I’m in the final week of Understanding Media by Understanding Google. It has been a fantastic course, and I highly recommend it to anyone interested in learning more about tech, media or Google.
As a recent transplant to the Bay Area, the course has given me a well-timed overview of Google’s evolution and recent tech history. We have looked at Google’s disruption of search, books, advertising, video, and mobile (including an interesting discussion on wearable tech). This week we’ll look at privacy, an issue I’ve really been looking forward to since doing the background research for this article.
Professor Youngman is a likeable and effective online teacher (check out his website for his thoughtful analyses on various aspects of the course). We’ve been provided links for most of the 85 assigned background readings. The Professor’s team has obviously put in a lot of effort to produce the excellent lectures and additional resources—such as Google Hangouts with the authors of the course textbooks. The discussion forums have been buzzing, if slightly overwhelming.

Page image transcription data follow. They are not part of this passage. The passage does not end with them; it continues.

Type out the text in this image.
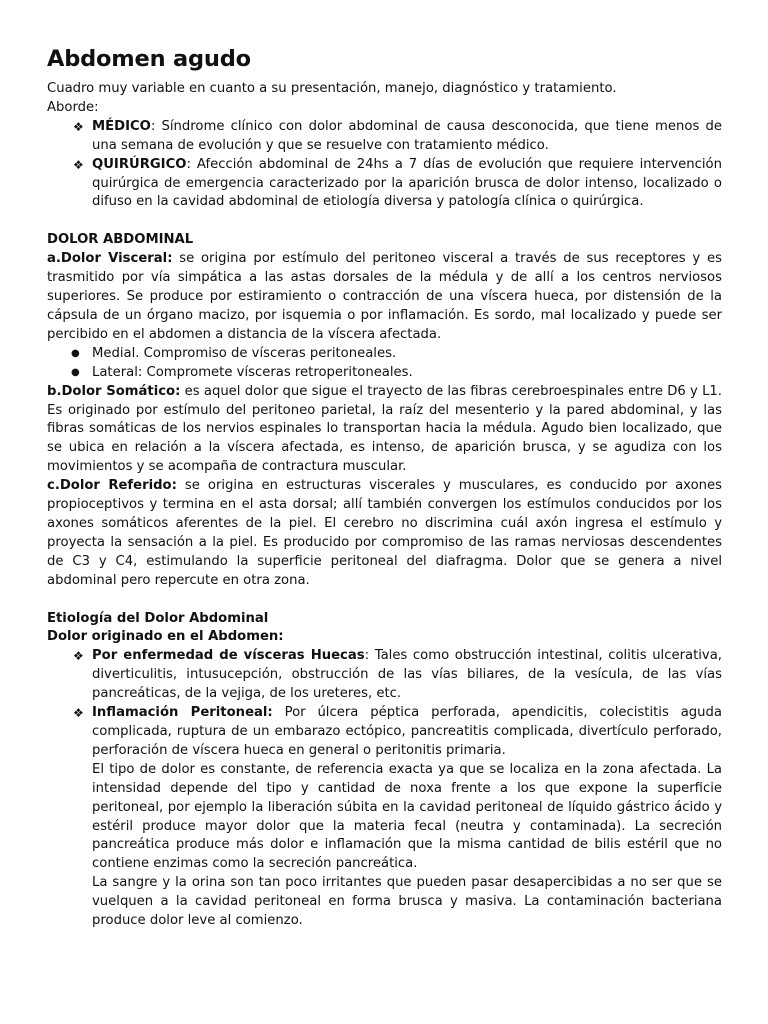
Abdomen agudo

Cuadro muy variable en cuanto a su presentación, manejo, diagnóstico y tratamiento.

Aborde:

❖ MÉDICO: Síndrome clínico con dolor abdominal de causa desconocida, que tiene menos de una semana de evolución y que se resuelve con tratamiento médico.
❖ QUIRÚRGICO: Afección abdominal de 24hs a 7 días de evolución que requiere intervención quirúrgica de emergencia caracterizado por la aparición brusca de dolor intenso, localizado o difuso en la cavidad abdominal de etiología diversa y patología clínica o quirúrgica.

DOLOR ABDOMINAL

a.Dolor Visceral: se origina por estímulo del peritoneo visceral a través de sus receptores y es trasmitido por vía simpática a las astas dorsales de la médula y de allí a los centros nerviosos superiores. Se produce por estiramiento o contracción de una víscera hueca, por distensión de la cápsula de un órgano macizo, por isquemia o por inflamación. Es sordo, mal localizado y puede ser percibido en el abdomen a distancia de la víscera afectada.

● Medial. Compromiso de vísceras peritoneales.
● Lateral: Compromete vísceras retroperitoneales.

b.Dolor Somático: es aquel dolor que sigue el trayecto de las fibras cerebroespinales entre D6 y L1. Es originado por estímulo del peritoneo parietal, la raíz del mesenterio y la pared abdominal, y las fibras somáticas de los nervios espinales lo transportan hacia la médula. Agudo bien localizado, que se ubica en relación a la víscera afectada, es intenso, de aparición brusca, y se agudiza con los movimientos y se acompaña de contractura muscular.

c.Dolor Referido: se origina en estructuras viscerales y musculares, es conducido por axones propioceptivos y termina en el asta dorsal; allí también convergen los estímulos conducidos por los axones somáticos aferentes de la piel. El cerebro no discrimina cuál axón ingresa el estímulo y proyecta la sensación a la piel. Es producido por compromiso de las ramas nerviosas descendentes de C3 y C4, estimulando la superficie peritoneal del diafragma. Dolor que se genera a nivel abdominal pero repercute en otra zona.

Etiología del Dolor Abdominal

Dolor originado en el Abdomen:

❖ Por enfermedad de vísceras Huecas: Tales como obstrucción intestinal, colitis ulcerativa, diverticulitis, intusucepción, obstrucción de las vías biliares, de la vesícula, de las vías pancreáticas, de la vejiga, de los ureteres, etc.
❖ Inflamación Peritoneal: Por úlcera péptica perforada, apendicitis, colecistitis aguda complicada, ruptura de un embarazo ectópico, pancreatitis complicada, divertículo perforado, perforación de víscera hueca en general o peritonitis primaria.

El tipo de dolor es constante, de referencia exacta ya que se localiza en la zona afectada. La intensidad depende del tipo y cantidad de noxa frente a los que expone la superficie peritoneal, por ejemplo la liberación súbita en la cavidad peritoneal de líquido gástrico ácido y estéril produce mayor dolor que la materia fecal (neutra y contaminada). La secreción pancreática produce más dolor e inflamación que la misma cantidad de bilis estéril que no contiene enzimas como la secreción pancreática.

La sangre y la orina son tan poco irritantes que pueden pasar desapercibidas a no ser que se vuelquen a la cavidad peritoneal en forma brusca y masiva. La contaminación bacteriana produce dolor leve al comienzo.
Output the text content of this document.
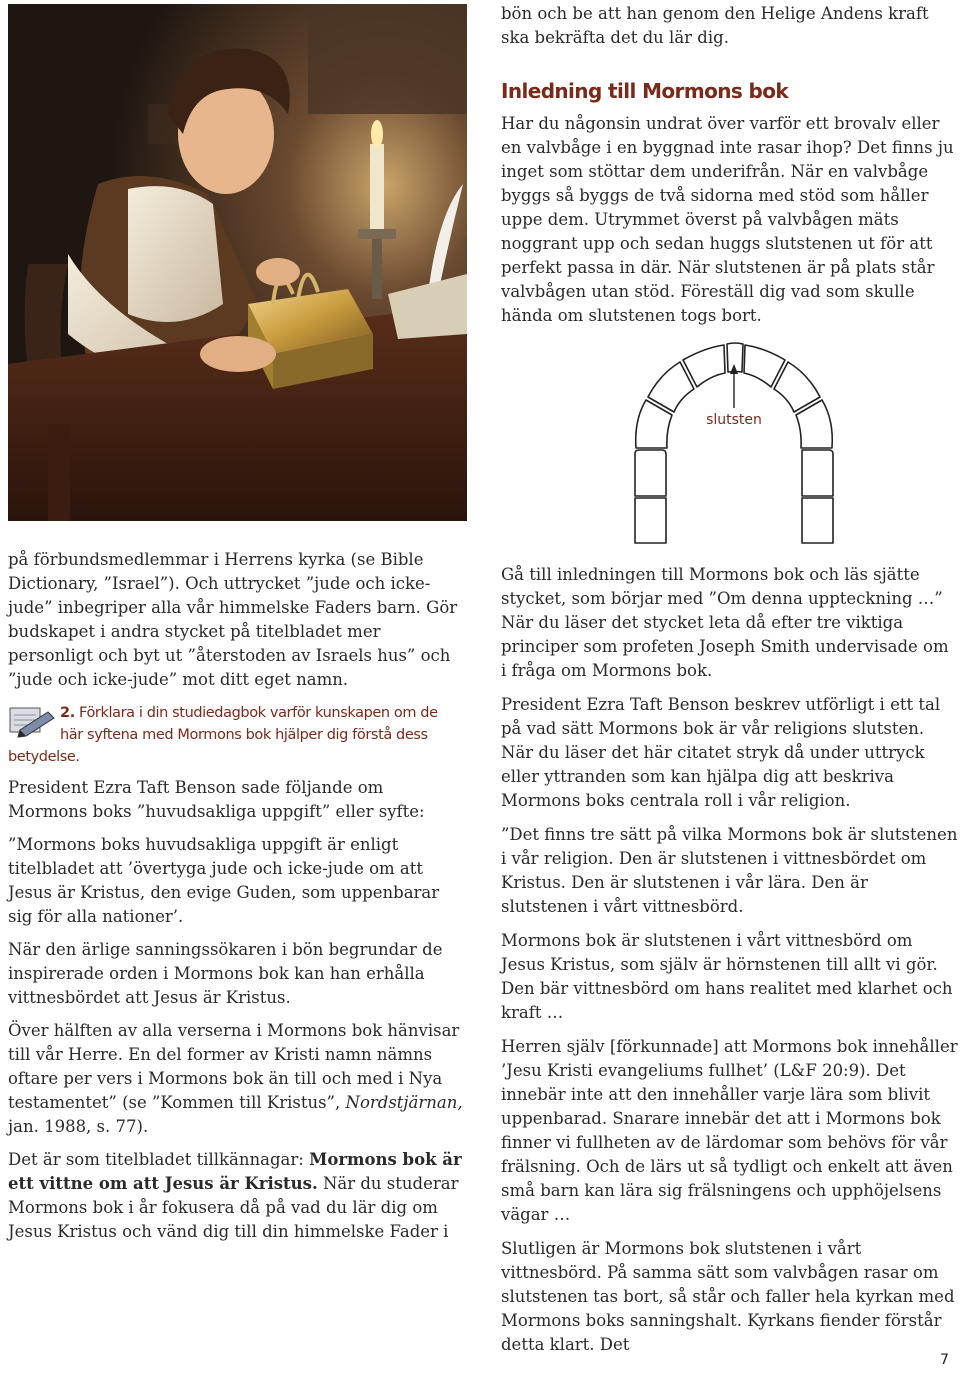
bön och be att han genom den Helige Andens kraft ska bekräfta det du lär dig.

Inledning till Mormons bok

Har du någonsin undrat över varför ett brovalv eller en valvbåge i en byggnad inte rasar ihop? Det finns ju inget som stöttar dem underifrån. När en valvbåge byggs så byggs de två sidorna med stöd som håller uppe dem. Utrymmet överst på valvbågen mäts noggrant upp och sedan huggs slutstenen ut för att perfekt passa in där. När slutstenen är på plats står valvbågen utan stöd. Föreställ dig vad som skulle hända om slutstenen togs bort.

slutsten

på förbundsmedlemmar i Herrens kyrka (se Bible Dictionary, ”Israel”). Och uttrycket ”jude och icke-jude” inbegriper alla vår himmelske Faders barn. Gör budskapet i andra stycket på titelbladet mer personligt och byt ut ”återstoden av Israels hus” och ”jude och icke-jude” mot ditt eget namn.

2. Förklara i din studiedagbok varför kunskapen om de
här syftena med Mormons bok hjälper dig förstå dess
betydelse.

President Ezra Taft Benson sade följande om Mormons boks ”huvudsakliga uppgift” eller syfte:

”Mormons boks huvudsakliga uppgift är enligt titelbladet att ’övertyga jude och icke-jude om att Jesus är Kristus, den evige Guden, som uppenbarar sig för alla nationer’.

När den ärlige sanningssökaren i bön begrundar de inspirerade orden i Mormons bok kan han erhålla vittnesbördet att Jesus är Kristus.

Över hälften av alla verserna i Mormons bok hänvisar till vår Herre. En del former av Kristi namn nämns oftare per vers i Mormons bok än till och med i Nya testamentet” (se ”Kommen till Kristus”, Nordstjärnan, jan. 1988, s. 77).

Det är som titelbladet tillkännagar: Mormons bok är ett vittne om att Jesus är Kristus. När du studerar Mormons bok i år fokusera då på vad du lär dig om Jesus Kristus och vänd dig till din himmelske Fader i

Gå till inledningen till Mormons bok och läs sjätte stycket, som börjar med ”Om denna uppteckning …” När du läser det stycket leta då efter tre viktiga principer som profeten Joseph Smith undervisade om i fråga om Mormons bok.

President Ezra Taft Benson beskrev utförligt i ett tal på vad sätt Mormons bok är vår religions slutsten. När du läser det här citatet stryk då under uttryck eller yttranden som kan hjälpa dig att beskriva Mormons boks centrala roll i vår religion.

”Det finns tre sätt på vilka Mormons bok är slutstenen i vår religion. Den är slutstenen i vittnesbördet om Kristus. Den är slutstenen i vår lära. Den är slutstenen i vårt vittnesbörd.

Mormons bok är slutstenen i vårt vittnesbörd om Jesus Kristus, som själv är hörnstenen till allt vi gör. Den bär vittnesbörd om hans realitet med klarhet och kraft …

Herren själv [förkunnade] att Mormons bok innehåller ’Jesu Kristi evangeliums fullhet’ (L&F 20:9). Det innebär inte att den innehåller varje lära som blivit uppenbarad. Snarare innebär det att i Mormons bok finner vi fullheten av de lärdomar som behövs för vår frälsning. Och de lärs ut så tydligt och enkelt att även små barn kan lära sig frälsningens och upphöjelsens vägar …

Slutligen är Mormons bok slutstenen i vårt vittnesbörd. På samma sätt som valvbågen rasar om slutstenen tas bort, så står och faller hela kyrkan med Mormons boks sanningshalt. Kyrkans fiender förstår detta klart. Det

7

There have been many articles discussing the merits or otherwise of Massive Open Online Courses (MOOCs). Do they work? Will they replace traditional universities? Do they cost universities too much?
My view is that MOOCs should be judged with a bit of common sense. No, they do not replace a traditional qualification in most cases. Yes, they are a genuine learning tool for many people who, for various reasons (such as already having qualifications), want to keep learning but don’t want to study a full degree. No, they are not as social as a traditional degree (although there has been plenty of online socialisation on the forums for this course). Yes, it is hard to stay motivated when you haven’t got any skin in the game. And yes, they are also a great advertisement for the Professor, Northwestern University, Google, and the authors of the course textbooks.
The biggest lesson I have taken away from this course is that if you aren’t paying for something online, it’s likely that you are the product. In this case, the learning benefits I have received have been so great that any data I’ve handed over, or advertising I’ve consumed, seems a fair price to pay.